I've stolen every clean-up the room activity in the book. My favorite is pick-up Olympics, which I give full credit to my mother who taught me this fabulous trick.
"Ladies and gentlemen! We are reporting live from room 117 where the Cheetah team is about to take on the biggest mess of the year! Can they do it? you ask. Let's see. 1,2,3, clean! And they're off. Watch how ____ safely puts away those markers. And over in the corner ____ is getting the tissues that dropped. Wow! look at that skill. He really knows what he's doing. He's been training for this for a lifetime. And here's ____ and ____, look at that teamwork! Incredible!"
The room gets clean, and the best part is you narrate the safety and teamwork. When a kid isn't participating you hand them the 'microphone' and say, "So _____, what do you think you'll clean up next?" Afterward you do a team de-briefing interview where you discuss the teamwork, safety, and skill the picker-uppers used. (Also great for those ESOL students because you are literally narrating every move they make in a socially acceptable way)
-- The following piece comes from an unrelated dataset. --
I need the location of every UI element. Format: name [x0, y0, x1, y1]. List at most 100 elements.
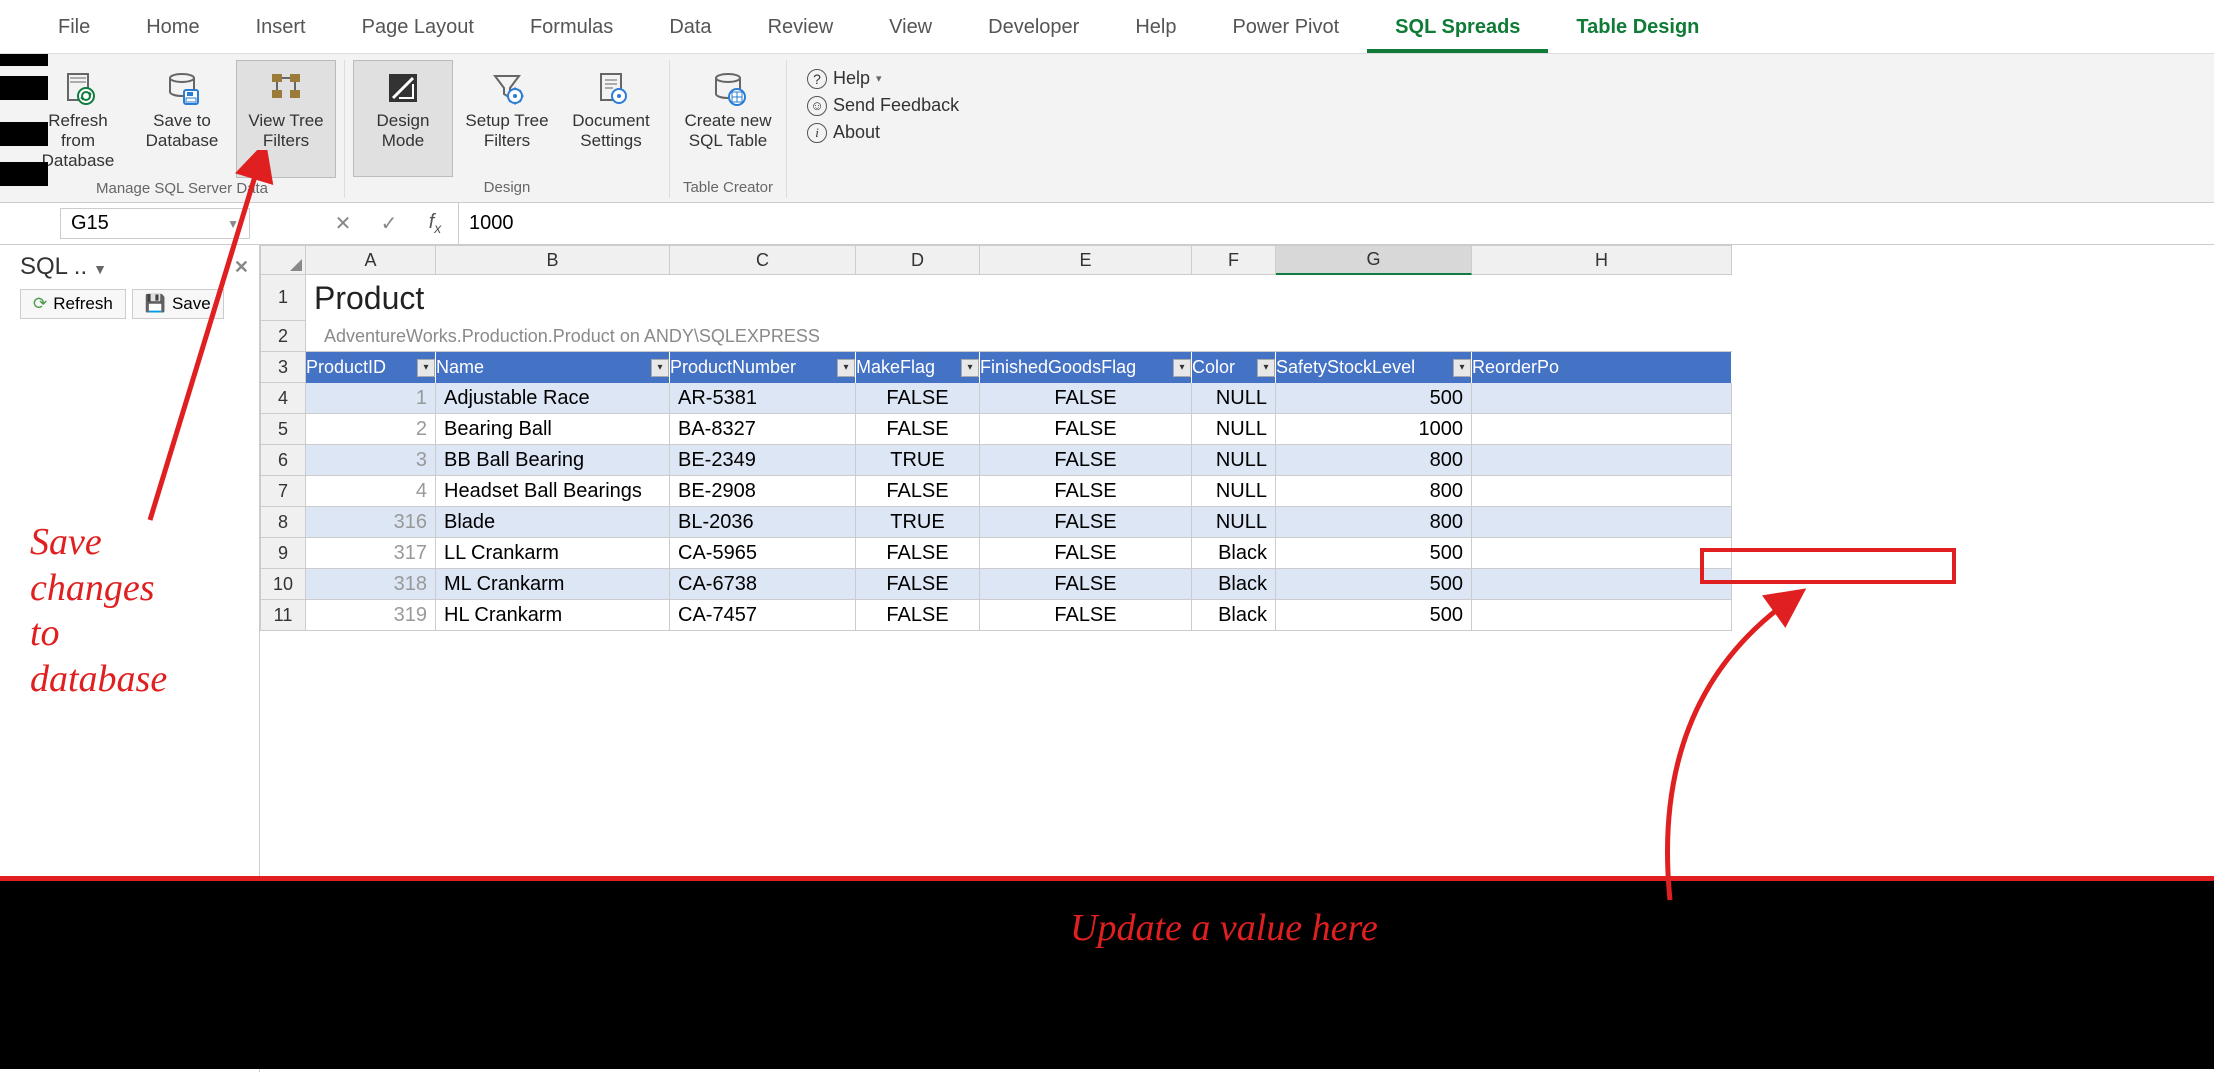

Then there is magic trash, where you pick one piece of trash on the floor, don't tell them where it is, and tell them whoever picks up the 'magic trash' gets a sticker. This works great until some wise kid figures it out and accuses you of tricking kids just to get the room clean. I can usually get the game to last until March so I imagine it wont work in the higher grades.

Another great one is litter-bug. You wrap masking tape around their hands, sticky side out. They get to use their tape-hands to pick up tiny pieces of trash on the floor. This works the best after you've made symmetrical snowflakes and have tiny paper everywhere. This is their favorite but it requires a lot of tape.

To top everything off, I even have a broom the kids use constantly. They love sweeping and do it every chance they get. But somehow, by the end of the day, my room is still a mess.

I'm embarrassed when people come in. It doesn't matter what great lessons are going on, I get nervous they are noticing the crooked posters, the number tape hanging off the wall, the stack of papers under a child's desk, and the books scattered in our library. How can kids learn in a messy environment?

But how do I get them to learn if all we do is clean? that is a skill I still need to learn.

1 comment:

Rachel Boyd said...

Well done on a GREAT post.... very humorous and one I can DEFINITELY relate to.... for I too am a messy room teacher.

In fact it has been noted in my last two appraisals by my principals. In my view, however, if that's all they've got to moan about then I am doing ok!

I don't think this makes you a bad teacher. My room has neat, nice wall displays etc but my general "stuff" that I am working with each day is the stuff that makes everything all messy. Organisation is a key factor, but that doesn't seem to be my problem. It's really just that during the day I want to roam my room and assist and work with as many children as possible, rather than to be uptight about mess!